In the assessment of the Centers for Disease Control, Traumatic Brain Injury (TBI) is the leading cause of death and disability in children and adolescents. Even a mild injury to the head can leave an undesired impact for years, researchers from UCLA said during their study.
Reporting in the May issue of the journal 'Neuropsychology', Talin Babikian, lead author and a UCLA post-doctoral fellow, and senior author Robert Asarnow, a UCLA professor of psychiatry, analyzed 28 selected articles about TBI that were published between the years 1988 and 2007, quantifying for the first time a summary of all of the available literature on the effects of a traumatic brain injury on the developing brain of a child or adolescent.

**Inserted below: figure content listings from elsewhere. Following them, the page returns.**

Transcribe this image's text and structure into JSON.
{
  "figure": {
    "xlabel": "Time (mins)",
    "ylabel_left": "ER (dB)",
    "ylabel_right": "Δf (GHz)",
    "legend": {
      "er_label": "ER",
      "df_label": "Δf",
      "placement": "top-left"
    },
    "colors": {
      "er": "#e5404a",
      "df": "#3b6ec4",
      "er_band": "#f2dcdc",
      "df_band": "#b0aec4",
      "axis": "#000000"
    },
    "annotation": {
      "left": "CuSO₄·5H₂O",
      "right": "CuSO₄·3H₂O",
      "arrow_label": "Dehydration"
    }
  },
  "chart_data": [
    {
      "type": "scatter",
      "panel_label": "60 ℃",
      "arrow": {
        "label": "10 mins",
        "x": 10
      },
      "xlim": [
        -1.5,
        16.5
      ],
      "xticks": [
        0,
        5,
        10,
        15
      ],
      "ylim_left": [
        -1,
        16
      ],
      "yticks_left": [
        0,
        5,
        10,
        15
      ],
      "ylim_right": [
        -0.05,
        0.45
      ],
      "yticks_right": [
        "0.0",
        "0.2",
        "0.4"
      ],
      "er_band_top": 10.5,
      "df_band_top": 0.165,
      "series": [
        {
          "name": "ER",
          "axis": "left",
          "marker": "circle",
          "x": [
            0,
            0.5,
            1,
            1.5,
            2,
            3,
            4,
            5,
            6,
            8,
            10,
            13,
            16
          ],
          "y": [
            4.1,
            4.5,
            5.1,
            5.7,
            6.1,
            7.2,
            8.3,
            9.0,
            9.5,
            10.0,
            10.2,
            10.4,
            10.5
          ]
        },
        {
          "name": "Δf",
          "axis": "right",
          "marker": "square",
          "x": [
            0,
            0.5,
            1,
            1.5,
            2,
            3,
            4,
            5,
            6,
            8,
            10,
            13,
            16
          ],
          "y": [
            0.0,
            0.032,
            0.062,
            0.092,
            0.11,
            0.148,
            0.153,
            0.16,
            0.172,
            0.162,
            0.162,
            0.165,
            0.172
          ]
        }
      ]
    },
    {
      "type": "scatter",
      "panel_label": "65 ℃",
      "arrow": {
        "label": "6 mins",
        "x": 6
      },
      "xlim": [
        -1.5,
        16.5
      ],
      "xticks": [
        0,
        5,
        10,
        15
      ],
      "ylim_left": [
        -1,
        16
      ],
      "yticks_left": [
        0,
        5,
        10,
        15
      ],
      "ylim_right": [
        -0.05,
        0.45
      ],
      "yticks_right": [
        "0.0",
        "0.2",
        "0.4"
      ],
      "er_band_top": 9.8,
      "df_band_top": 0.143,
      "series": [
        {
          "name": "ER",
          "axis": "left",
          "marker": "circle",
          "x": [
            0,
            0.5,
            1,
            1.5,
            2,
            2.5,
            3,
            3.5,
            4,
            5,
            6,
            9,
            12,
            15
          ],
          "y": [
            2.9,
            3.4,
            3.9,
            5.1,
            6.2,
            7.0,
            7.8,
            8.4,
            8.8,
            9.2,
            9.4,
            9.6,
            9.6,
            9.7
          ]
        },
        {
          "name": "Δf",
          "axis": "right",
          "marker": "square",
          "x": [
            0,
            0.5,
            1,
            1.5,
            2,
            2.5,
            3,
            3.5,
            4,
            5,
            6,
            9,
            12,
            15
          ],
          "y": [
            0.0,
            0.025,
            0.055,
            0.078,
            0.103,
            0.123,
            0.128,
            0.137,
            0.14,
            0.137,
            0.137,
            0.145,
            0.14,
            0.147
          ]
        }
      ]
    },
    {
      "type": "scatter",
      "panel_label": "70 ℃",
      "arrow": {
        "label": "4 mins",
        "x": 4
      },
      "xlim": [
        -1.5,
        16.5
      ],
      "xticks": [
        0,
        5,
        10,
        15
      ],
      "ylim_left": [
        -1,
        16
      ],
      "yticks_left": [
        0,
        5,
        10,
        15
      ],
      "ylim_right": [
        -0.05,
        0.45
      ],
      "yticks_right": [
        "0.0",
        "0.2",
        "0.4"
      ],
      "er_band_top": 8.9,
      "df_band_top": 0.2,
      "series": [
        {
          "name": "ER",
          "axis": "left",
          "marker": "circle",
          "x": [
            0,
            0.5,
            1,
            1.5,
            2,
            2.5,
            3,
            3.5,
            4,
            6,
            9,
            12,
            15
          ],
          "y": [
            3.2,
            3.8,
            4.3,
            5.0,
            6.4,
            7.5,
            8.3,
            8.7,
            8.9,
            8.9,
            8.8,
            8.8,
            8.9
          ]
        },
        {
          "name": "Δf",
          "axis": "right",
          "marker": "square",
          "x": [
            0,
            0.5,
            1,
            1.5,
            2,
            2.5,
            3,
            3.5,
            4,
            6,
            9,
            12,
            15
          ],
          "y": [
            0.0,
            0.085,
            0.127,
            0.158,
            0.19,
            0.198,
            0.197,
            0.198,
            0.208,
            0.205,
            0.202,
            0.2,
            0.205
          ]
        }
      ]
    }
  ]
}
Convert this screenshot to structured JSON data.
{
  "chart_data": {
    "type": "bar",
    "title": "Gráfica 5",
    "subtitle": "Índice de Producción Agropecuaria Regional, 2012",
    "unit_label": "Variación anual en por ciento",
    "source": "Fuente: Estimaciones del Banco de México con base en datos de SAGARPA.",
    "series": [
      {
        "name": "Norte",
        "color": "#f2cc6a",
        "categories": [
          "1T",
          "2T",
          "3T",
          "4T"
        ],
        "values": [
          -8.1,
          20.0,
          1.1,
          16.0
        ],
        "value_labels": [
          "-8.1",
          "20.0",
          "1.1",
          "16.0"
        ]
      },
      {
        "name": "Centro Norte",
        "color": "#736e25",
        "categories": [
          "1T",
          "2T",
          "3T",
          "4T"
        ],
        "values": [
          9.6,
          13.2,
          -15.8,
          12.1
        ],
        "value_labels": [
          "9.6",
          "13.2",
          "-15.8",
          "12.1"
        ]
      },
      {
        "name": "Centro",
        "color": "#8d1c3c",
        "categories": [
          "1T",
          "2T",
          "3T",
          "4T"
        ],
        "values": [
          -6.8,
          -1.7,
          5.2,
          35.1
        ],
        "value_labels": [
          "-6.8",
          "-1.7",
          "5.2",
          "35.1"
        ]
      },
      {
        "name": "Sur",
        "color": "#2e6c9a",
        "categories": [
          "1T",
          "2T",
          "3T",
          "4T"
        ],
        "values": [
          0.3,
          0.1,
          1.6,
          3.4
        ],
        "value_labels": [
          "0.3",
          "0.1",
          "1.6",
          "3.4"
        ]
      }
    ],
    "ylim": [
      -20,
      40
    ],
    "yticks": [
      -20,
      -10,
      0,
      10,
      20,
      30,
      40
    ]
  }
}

The key and surprising finding, the authors say, was that over time, children and adolescents with a severe traumatic brain injury appear to fall even farther behind their peers than one would expect, making intervention and monitoring especially important in this group.
Various levels of TBI in children were included in the studies that were reviewed. The extent of a brain injury is typically based on the "Glasgow Coma Scale" or GCS, a standard clinical tool to measure severity of a brain injury. It includes a person's eye/pupil response, motor response, and verbal communication to determine injury severity--mild, moderate, or severe TBI. The children in the studies were sorted by TBI severity and the time since their injury. All three severity levels were examined, and follow-up exams were done on average 0-5 months, 6-23 months, or 24+ months after injury, for 14 key aspects of neurocognition.
Other key points the authors found:
• Time didn't heal all the worse the injury, the worse the neurocognitive outcome over time, especially on measures of general intellectual functioning and brain processing speed. Indeed, the moderate and severe TBI groups were similarly impaired after examination at 24-plus months.
The authors found that while there was modest recovery in intellectual functioning and attention, weaknesses in many children with even moderate TBI persisted even two years after the injury, compared to children in control groups.
•For children diagnosed with severe TBI, more help was needed. They showed significant problems within months on IQ, executive functioning (processing speed, attention), and verbal memory (both immediate and delayed). After two or more years, all areas studied were impaired.
"The good news is that the studies showed that children with mild traumatic brain injuries and concussions may show some difficulties in cognition initially, but the effects are subtle and typically diminish over time," said Babikian. "The bad news, though, is the existence of a subgroup of patients who show persistent neurocognitive problems and need to be screened and followed.
"And because younger children have more development ahead of them, the same injury can affect a four-year-old and a 12-year-old very differently," she said. "Further, children who suffer a severe brain injury may show a slower rate of development as a group, highlighting the importance of targeted treatment developed specifically for children with severe TBI."
Equally important, said Babikian, is the take-home message of prevention. "Because younger children with a traumatic brain injury seem to generally do worse than their older counterparts," she said, "the public health implication of this research is a reminder of the importance of the use of protective measures to minimize the effects of a brain injury, when one does occur, as well as prevention through consistent use of helmets and seatbelts."